Zeltenreich Reformed Church is the result of combining two existing congregations; Zeltenreich UCC and Covenant Reformed Church of New Holland.

Zeltenreich Church traced its roots back to the early 18th century when German Reformed settlers came to the Lancaster County area looking for a place to work, raise their families, and worship God. A farmer named Andrew Seltenreich donated the property where the congregation is presently located and the first church was built in the mid 1700s.  An extensive history of the early congregation can be found at Zeltenreich Reformed Church History by Rev. C. G. Bachman, Pastor.

Covenant Church began worshiping in New Holland in May of 2005. In 2011, the two congregations came together to revitalize the tradition of Zeltenreich Reformed Church.

Blessed Beginnings of Covenant Reformed Church!

Covenant Reformed Church began with prayer. Several of the families, who initially showed interest in the church, had been praying for some years that God would raise up a church in the Eastern Lancaster County area which was committed to the Reformed faith. Specifically, they were committed to start a church that was Reformed in doctrine, covenantal in character, traditional in worship, and committed to Christian education.

As the group set out to explore their denominational options, we began to look at the United Reformed Churches of North America (URCNA). We began reading The URCNA Church Order and loved seeing the Biblical truths of the Church reflected in the document. After contacting Rev. Paul Murphy of Messiah’s Reformed Fellowship (URC), he came out from New York City to meet with us on March 16, 2005.

Several weeks later, after eliminating two other possibilities, the group decided to apply to be a URC church.

Finding a Place to Worship

We began worshiping on June 12, 2005, with eight committed families (38 souls). We first worshiped in Churchtown, PA. (approximately 20 miles east of Lancaster), at an historic church building owned and occupied by the local historical society.
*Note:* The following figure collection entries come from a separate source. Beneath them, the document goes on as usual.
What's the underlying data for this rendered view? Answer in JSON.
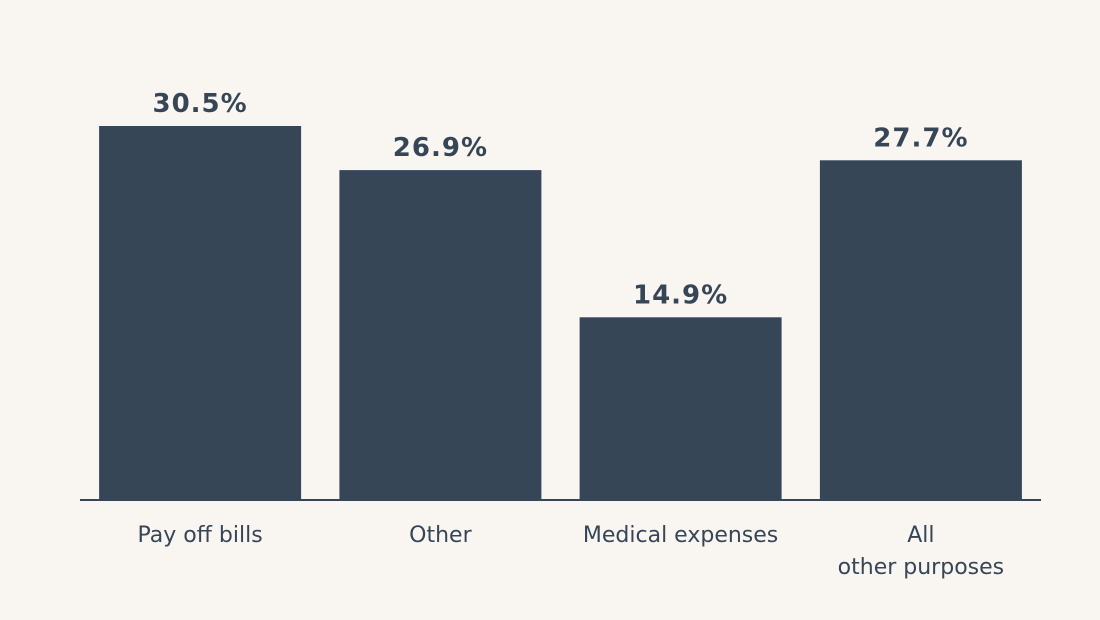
{
  "colors": {
    "background": "#f9f6f2",
    "bar": "#364656",
    "text": "#364656"
  },
  "chart_data": {
    "type": "bar",
    "title": "",
    "xlabel": "",
    "ylabel": "",
    "categories": [
      [
        "Pay off bills"
      ],
      [
        "Other"
      ],
      [
        "Medical expenses"
      ],
      [
        "All",
        "other purposes"
      ]
    ],
    "values": [
      30.5,
      26.9,
      14.9,
      27.7
    ],
    "value_labels": [
      "30.5%",
      "26.9%",
      "14.9%",
      "27.7%"
    ],
    "unit": "%",
    "ylim": [
      0,
      30.5
    ],
    "grid": false,
    "legend": "none"
  }
}
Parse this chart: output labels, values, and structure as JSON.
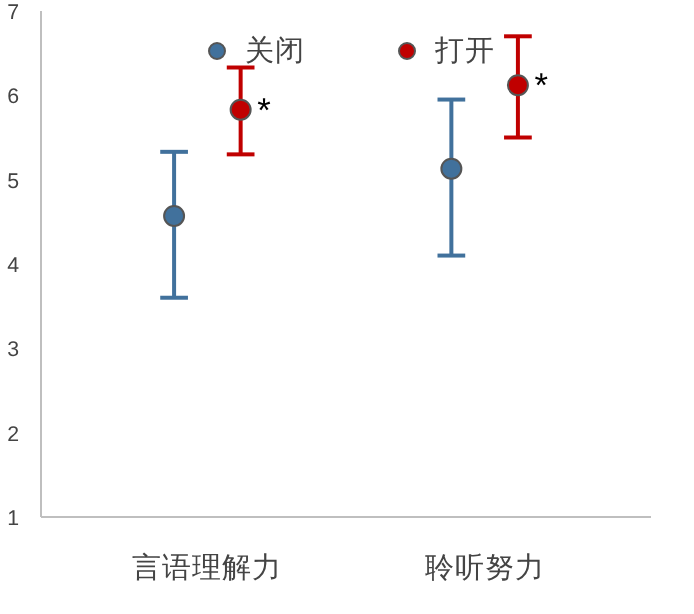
{
  "chart_data": {
    "type": "scatter",
    "categories": [
      "言语理解力",
      "聆听努力"
    ],
    "series": [
      {
        "name": "关闭",
        "color": "#41719c",
        "values": [
          4.57,
          5.13
        ],
        "errors": [
          [
            3.6,
            5.33
          ],
          [
            4.1,
            5.95
          ]
        ]
      },
      {
        "name": "打开",
        "color": "#c00000",
        "values": [
          5.83,
          6.12
        ],
        "errors": [
          [
            5.3,
            6.33
          ],
          [
            5.5,
            6.7
          ]
        ]
      }
    ],
    "ylim": [
      1,
      7
    ],
    "yticks": [
      1,
      2,
      3,
      4,
      5,
      6,
      7
    ],
    "grid": false,
    "legend": "top",
    "marker": "circle",
    "annotations": [
      "*",
      "*"
    ]
  }
}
The location was great, and the atmosphere was wonderful (old box pews and all), but because of the lack of separate rooms and bathroom accommodations, it proved to be less than ideal.

We moved seven miles west into New Holland, PA and tried worshiping at the New Holland United Methodist Church. This location, overall, was ideal for three of our committed families who live in New Holland. As we compared the two facilities, it became obvious that the church in New Holland was much preferred. We negotiated a lease with the officials at the New Holland United Methodist Church to use the facility for a worship every Sunday morning.

In May 2011, we moved to a new permanent location at the Zeltenreich UCC, 752 Hollander Road, New Holland.  We now offer a Sunday School program at 9:15 am and worship services at 10:30 am and 6:00 pm.